马车离开甘州,一路向东,再向南。时值初冬,越往南行,空气中的寒意便褪去几分,景色也逐渐从苍茫的黄土高原,变为起伏的丘陵与平坦的沃野。为了避开官道上的严密盘查,墨离选择的多是商队惯行的、相对偏僻但安全的路径。沿途所见,民生虽比战火频仍的西北稍好,但也难掩凋敝之象,流民乞丐时有所见,可见曹吉祥掌控下的朝廷,横征暴敛,己让天下疲惫不堪。
朱抗大部分时间都在车厢内静坐调息。与雍州鼎的共鸣以及秘境中的淬炼,让他对鼎灵之力的掌控达到了新的层次。虽然修为因重伤未完全恢复,但力量的本质更加精纯,恢复速度也远超预期。他时常闭目感应,东南方向那股灼热的鼎灵波动时强时弱,如同风中残烛,却始终顽强地存在着,指引着方向。这让他心中的紧迫感有增无减。
阿沅则细心地照料着朱抗的起居,同时也不断温养和准备着她的蛊虫。她知道,即将面对的海上之行与可能的邪祟,她的蛊术或许能起到意想不到的作用。墨离如同最可靠的影子,处理着所有外务,安排宿营,探查前路,将一切打理得井井有条。
一个多月后,一行人终于抵达了鄱阳湖畔的饶州府。烟波浩渺的鄱阳湖,号称“千里泽国”,是中国第一大淡水湖,也是南来北往的重要水陆枢纽。按照计划,他们将在此地搭乘星槎安排的船只,经赣江逆流而上,进入福建境内。
然而,一到饶州,他们就察觉到了不对劲。
码头上往来的官兵数量明显增多,盘查也异常严格,尤其是对前往福建方向的船只和人员,几乎到了苛刻的地步。空气中弥漫着一种紧张的压抑感。墨离凭借星槎的暗号,顺利与当地一家名为“隆昌货栈”的掌柜接上了头。货栈后院密室中,年过半百、面容精干的刘掌柜屏退左右,神色凝重地告知了他们一个坏消息。
“三位贵人,情况有变。”刘掌柜低声道,“约莫十天前,福建方面传来急令,说是近海‘倭患’猖獗,所有通往福建,尤其是福州、泉州等沿海州府的水陆要道都己严密封锁,没有兵部下发的特批文书,一律不得放行,违者以通倭论处!”

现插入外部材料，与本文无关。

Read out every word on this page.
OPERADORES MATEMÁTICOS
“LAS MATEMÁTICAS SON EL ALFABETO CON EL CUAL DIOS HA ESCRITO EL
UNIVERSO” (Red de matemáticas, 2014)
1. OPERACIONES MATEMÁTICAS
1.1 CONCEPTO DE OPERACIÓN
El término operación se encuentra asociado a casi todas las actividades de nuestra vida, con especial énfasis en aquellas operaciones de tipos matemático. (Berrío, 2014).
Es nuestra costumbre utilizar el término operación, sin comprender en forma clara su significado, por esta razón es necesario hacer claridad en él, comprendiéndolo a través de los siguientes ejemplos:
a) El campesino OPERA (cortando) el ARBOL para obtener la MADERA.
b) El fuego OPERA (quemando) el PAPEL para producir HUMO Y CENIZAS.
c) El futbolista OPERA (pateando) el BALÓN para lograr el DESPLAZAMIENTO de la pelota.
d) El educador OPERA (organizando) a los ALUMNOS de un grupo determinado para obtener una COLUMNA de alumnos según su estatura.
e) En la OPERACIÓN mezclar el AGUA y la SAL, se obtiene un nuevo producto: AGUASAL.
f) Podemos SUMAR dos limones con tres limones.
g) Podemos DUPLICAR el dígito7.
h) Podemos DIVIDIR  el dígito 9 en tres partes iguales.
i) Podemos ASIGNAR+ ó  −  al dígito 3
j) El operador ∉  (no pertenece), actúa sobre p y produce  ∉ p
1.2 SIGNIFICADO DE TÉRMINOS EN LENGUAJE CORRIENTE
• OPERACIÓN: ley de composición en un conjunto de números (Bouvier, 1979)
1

“倭患?”墨离眉头紧锁,“星槎之前的情报并未提及近期有大规模倭寇入侵。”
刘掌柜叹了口气,声音压得更低:“明面上是这么说,但据我们在官府内的眼线透露,所谓的‘封锁令’,其实是司礼监首接下达的!理由是防范倭寇,实则是……防止某些‘不该去’的人进入福建。尤其是对修行之人,盘查得格外严厉。几位此时想走官方水道入闽,几乎不可能。”
朱抗与墨离、阿沅对视一眼,心中雪亮。这必然是曹吉祥和幽冥岛搞的鬼!他们不想任何人干扰他们在火焰屿的行动,尤其是可能感知到禹鼎异常的朱抗等人!
“还有其他路径吗?”朱抗沉声问道。
刘掌柜走到墙边,掀开一幅山水画,露出一张详细的东南沿海地图,指着鄱阳湖与福建交界处的连绵群山:“走陆路,翻越武夷山脉,山高林密,路途艰难且耗时良久,没有一两个月恐怕到不了海边。而且,山中多有瘴气和不明势力盘踞,风险极大。”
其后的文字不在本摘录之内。